[Date Prev][Date Next][Thread Prev][Thread Next][Date Index][Thread Index]

Re: [Condor-users] My jobs won't stay in the queue



On 7/18/05, Sean Looper <slooper@xxxxxxxxxxxxxxxxxxxx> wrote:
> That was it!  I forgot about that option.  :)  The reason why I have
> this is so we can track status data on the jobs including Completion
> Date and memory usage.  Eventually, this will evolve into parsing the
> job_queue and history files directly.

I would suggest that doing this is a bad idea...the format of those
logs is not guaranteed to stay constant (nor frankly easy to parse)

The user log (set at submission time) is however designed for this
purpose (and notes all the data you required) plus parsing logic is
supplied already.

I know it is somewhat more complex to arrange for parsing these
(especially since their is nothing forcing any users to use them or
keep them around/in a consistent place) but some form of submit
gateway/tool on each machine which passes them/the data to whatever
you wish to use to log this data may make things much easier.
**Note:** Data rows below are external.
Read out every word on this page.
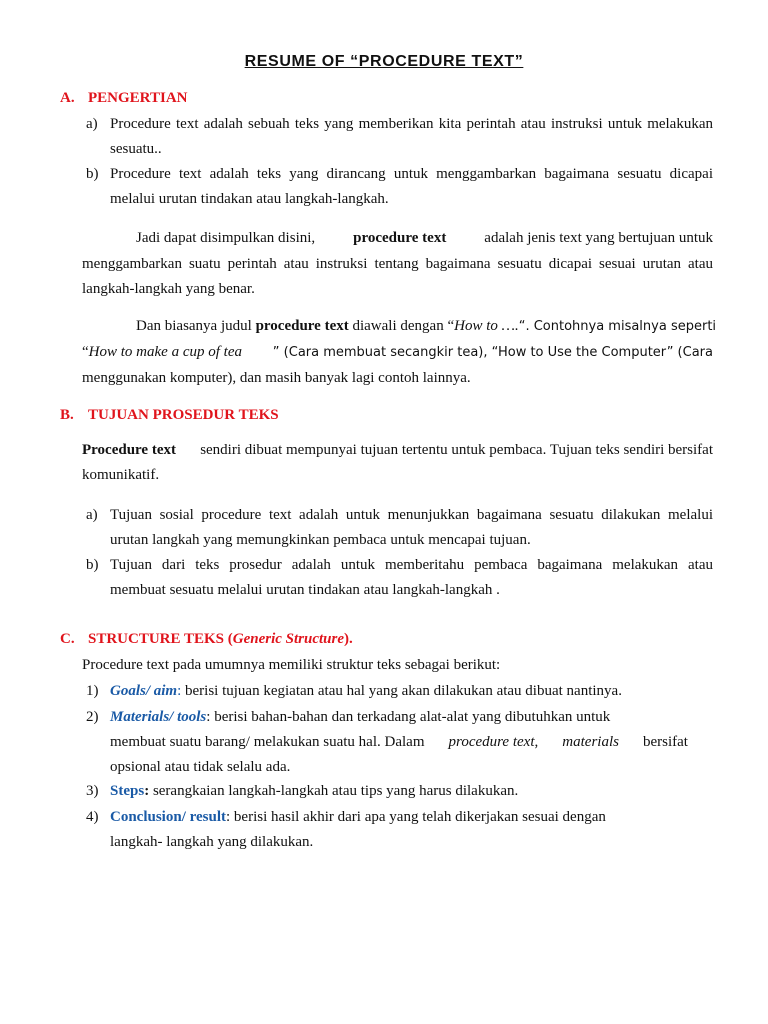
RESUME OF “PROCEDURE TEXT”
A. PENGERTIAN
a) Procedure text adalah sebuah teks yang memberikan kita perintah atau instruksi untuk melakukan
sesuatu..
b) Procedure text adalah teks yang dirancang untuk menggambarkan bagaimana sesuatu dicapai
melalui urutan tindakan atau langkah-langkah.
Jadi dapat disimpulkan disini,	procedure text	adalah jenis text yang bertujuan untuk
menggambarkan suatu perintah atau instruksi tentang bagaimana sesuatu dicapai sesuai urutan atau
langkah-langkah yang benar.
Dan biasanya judul procedure text diawali dengan “How to …. “. Contohnya misalnya seperti
“How to make a cup of tea ” (Cara membuat secangkir tea), “How to Use the Computer” (Cara
menggunakan komputer), dan masih banyak lagi contoh lainnya.
B. TUJUAN PROSEDUR TEKS
Procedure text sendiri dibuat mempunyai tujuan tertentu untuk pembaca. Tujuan teks sendiri bersifat
komunikatif.
a) Tujuan sosial procedure text adalah untuk menunjukkan bagaimana sesuatu dilakukan melalui
urutan langkah yang memungkinkan pembaca untuk mencapai tujuan.
b) Tujuan dari teks prosedur adalah untuk memberitahu pembaca bagaimana melakukan atau
membuat sesuatu melalui urutan tindakan atau langkah-langkah .
C. STRUCTURE TEKS (Generic Structure).
Procedure text pada umumnya memiliki struktur teks sebagai berikut:
1) Goals/ aim: berisi tujuan kegiatan atau hal yang akan dilakukan atau dibuat nantinya.
2) Materials/ tools: berisi bahan-bahan dan terkadang alat-alat yang dibutuhkan untuk
membuat suatu barang/ melakukan suatu hal. Dalam procedure text, materials bersifat
opsional atau tidak selalu ada.
3) Steps: serangkaian langkah-langkah atau tips yang harus dilakukan.
4) Conclusion/ result: berisi hasil akhir dari apa yang telah dikerjakan sesuai dengan
langkah- langkah yang dilakukan.
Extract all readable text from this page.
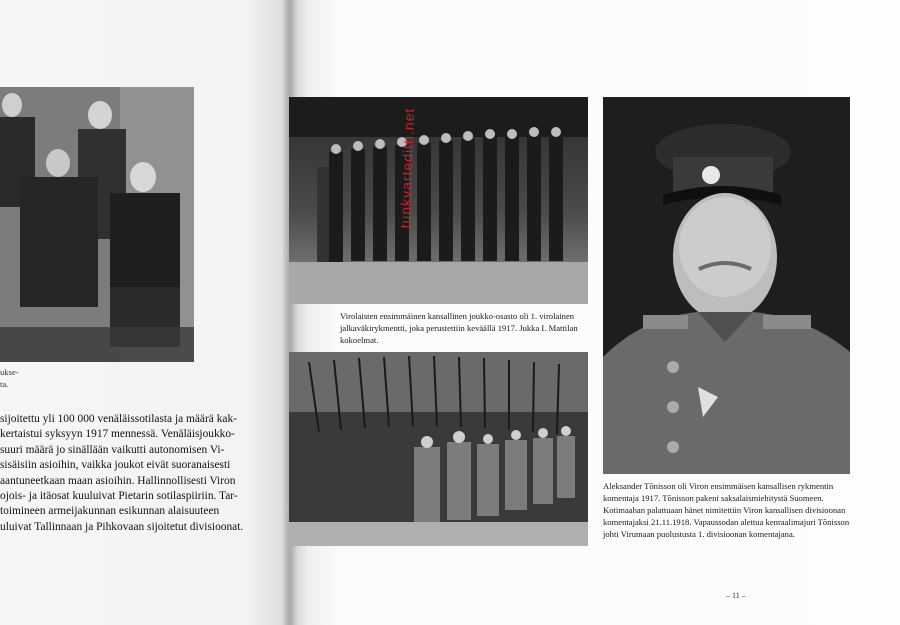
ukse-
ta.

sijoitettu yli 100 000 venäläissotilasta ja määrä kak-

kertaistui syksyyn 1917 mennessä. Venäläisjoukko-

suuri määrä jo sinällään vaikutti autonomisen Vi-

sisäisiin asioihin, vaikka joukot eivät suoranaisesti

aantuneetkaan maan asioihin. Hallinnollisesti Viron

ojois- ja itäosat kuuluivat Pietarin sotilaspiiriin. Tar-

toimineen armeijakunnan esikunnan alaisuuteen

uluivat Tallinnaan ja Pihkovaan sijoitetut divisioonat.

Virolaisten ensimmäinen kansallinen joukko-osasto oli 1. virolainen jalkaväkirykmentti, joka perustettiin keväällä 1917. Jukka I. Mattilan kokoelmat.
Aleksander Tõnisson oli Viron ensimmäisen kansallisen rykmentin komentaja 1917. Tõnisson pakeni saksalaismiehitystä Suomeen. Kotimaahan palattuaan hänet nimitettiin Viron kansallisen divisioonan komentajaksi 21.11.1918. Vapaussodan alettua kenraalimajuri Tõnisson johti Virumaan puolustusta 1. divisioonan komentajana.
– 11 –
tunkvarteditti.net
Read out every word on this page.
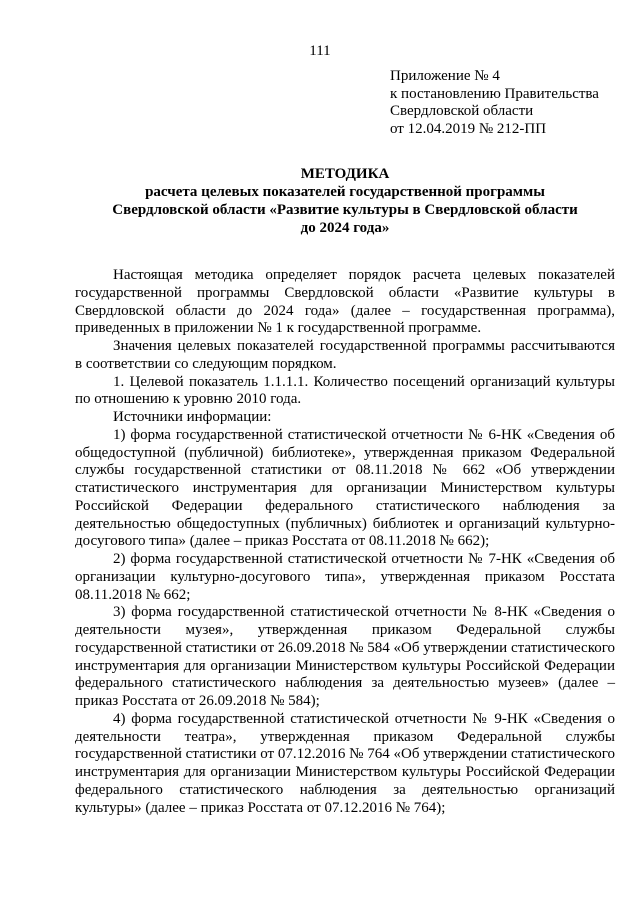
111
Приложение № 4
к постановлению Правительства
Свердловской области
от 12.04.2019 № 212-ПП
МЕТОДИКА
расчета целевых показателей государственной программы
Свердловской области «Развитие культуры в Свердловской области
до 2024 года»

Настоящая методика определяет порядок расчета целевых показателей государственной программы Свердловской области «Развитие культуры в Свердловской области до 2024 года» (далее – государственная программа), приведенных в приложении № 1 к государственной программе.

Значения целевых показателей государственной программы рассчитываются в соответствии со следующим порядком.

1. Целевой показатель 1.1.1.1. Количество посещений организаций культуры по отношению к уровню 2010 года.

Источники информации:

1) форма государственной статистической отчетности № 6-НК «Сведения об общедоступной (публичной) библиотеке», утвержденная приказом Федеральной службы государственной статистики от 08.11.2018 № 662 «Об утверждении статистического инструментария для организации Министерством культуры Российской Федерации федерального статистического наблюдения за деятельностью общедоступных (публичных) библиотек и организаций культурно-досугового типа» (далее – приказ Росстата от 08.11.2018 № 662);

2) форма государственной статистической отчетности № 7-НК «Сведения об организации культурно-досугового типа», утвержденная приказом Росстата 08.11.2018 № 662;

3) форма государственной статистической отчетности № 8-НК «Сведения о деятельности музея», утвержденная приказом Федеральной службы государственной статистики от 26.09.2018 № 584 «Об утверждении статистического инструментария для организации Министерством культуры Российской Федерации федерального статистического наблюдения за деятельностью музеев» (далее – приказ Росстата от 26.09.2018 № 584);

4) форма государственной статистической отчетности № 9-НК «Сведения о деятельности театра», утвержденная приказом Федеральной службы государственной статистики от 07.12.2016 № 764 «Об утверждении статистического инструментария для организации Министерством культуры Российской Федерации федерального статистического наблюдения за деятельностью организаций культуры» (далее – приказ Росстата от 07.12.2016 № 764);
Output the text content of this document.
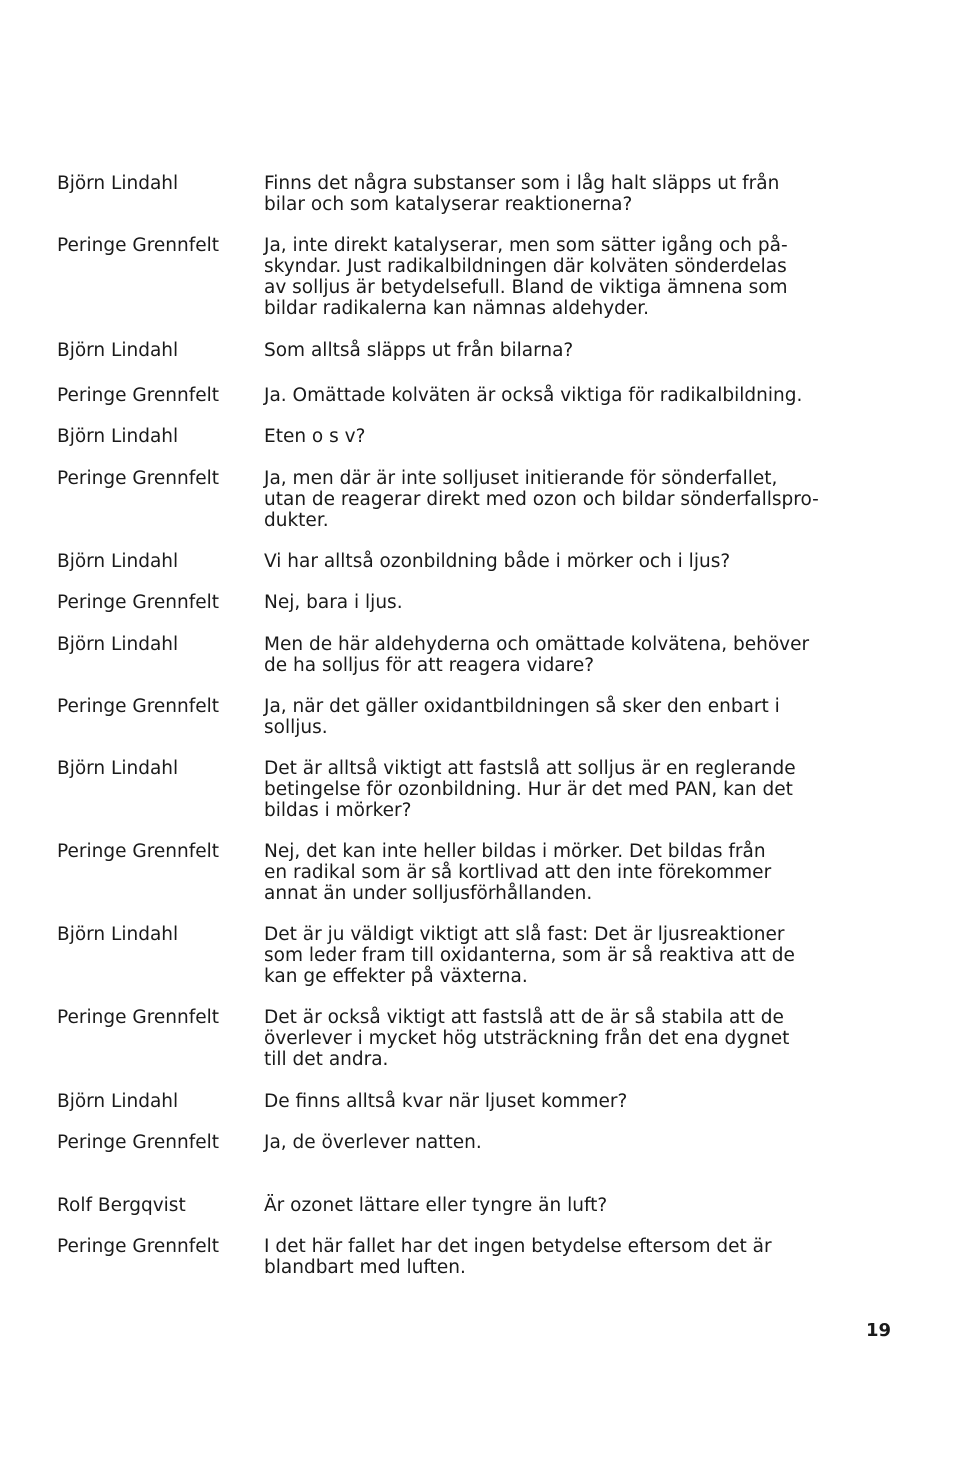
Björn Lindahl	Finns det några substanser som i låg halt släpps ut från
bilar och som katalyserar reaktionerna?
Peringe Grennfelt Ja, inte direkt katalyserar, men som sätter igång och på-
skyndar. Just radikalbildningen där kolväten sönderdelas
av solljus är betydelsefull. Bland de viktiga ämnena som
bildar radikalerna kan nämnas aldehyder.
Björn Lindahl	Som alltså släpps ut från bilarna?
Peringe Grennfelt Ja. Omättade kolväten är också viktiga för radikalbildning.
Björn Lindahl	Eten o s v?
Peringe Grennfelt Ja, men där är inte solljuset initierande för sönderfallet,
utan de reagerar direkt med ozon och bildar sönderfallspro-
dukter.
Björn Lindahl	Vi har alltså ozonbildning både i mörker och i ljus?
Peringe Grennfelt Nej, bara i ljus.
Björn Lindahl	Men de här aldehyderna och omättade kolvätena, behöver
de ha solljus för att reagera vidare?
Peringe Grennfelt Ja, när det gäller oxidantbildningen så sker den enbart i
solljus.
Björn Lindahl	Det är alltså viktigt att fastslå att solljus är en reglerande
betingelse för ozonbildning. Hur är det med PAN, kan det
bildas i mörker?
Peringe Grennfelt Nej, det kan inte heller bildas i mörker. Det bildas från
en radikal som är så kortlivad att den inte förekommer
annat än under solljusförhållanden.
Björn Lindahl	Det är ju väldigt viktigt att slå fast: Det är ljusreaktioner
som leder fram till oxidanterna, som är så reaktiva att de
kan ge effekter på växterna.
Peringe Grennfelt Det är också viktigt att fastslå att de är så stabila att de
överlever i mycket hög utsträckning från det ena dygnet
till det andra.
Björn Lindahl	De finns alltså kvar när ljuset kommer?
Peringe Grennfelt Ja, de överlever natten.
Rolf Bergqvist	Är ozonet lättare eller tyngre än luft?
Peringe Grennfelt I det här fallet har det ingen betydelse eftersom det är
blandbart med luften.
19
It is one of the more annoying aspects from a pool admin point of view
that condor makes accurate job level (rather than machine level)
monitoring very hard. I know there are performance considerations to
deal with but it would be very nice to allow the schedds/shadows to
report back some basic but user definable state regarding the key
events on the jobs it manages (this would make tracking down the
efficiency of the pool regarding useful/wasteful evictions so much
easier)

Matt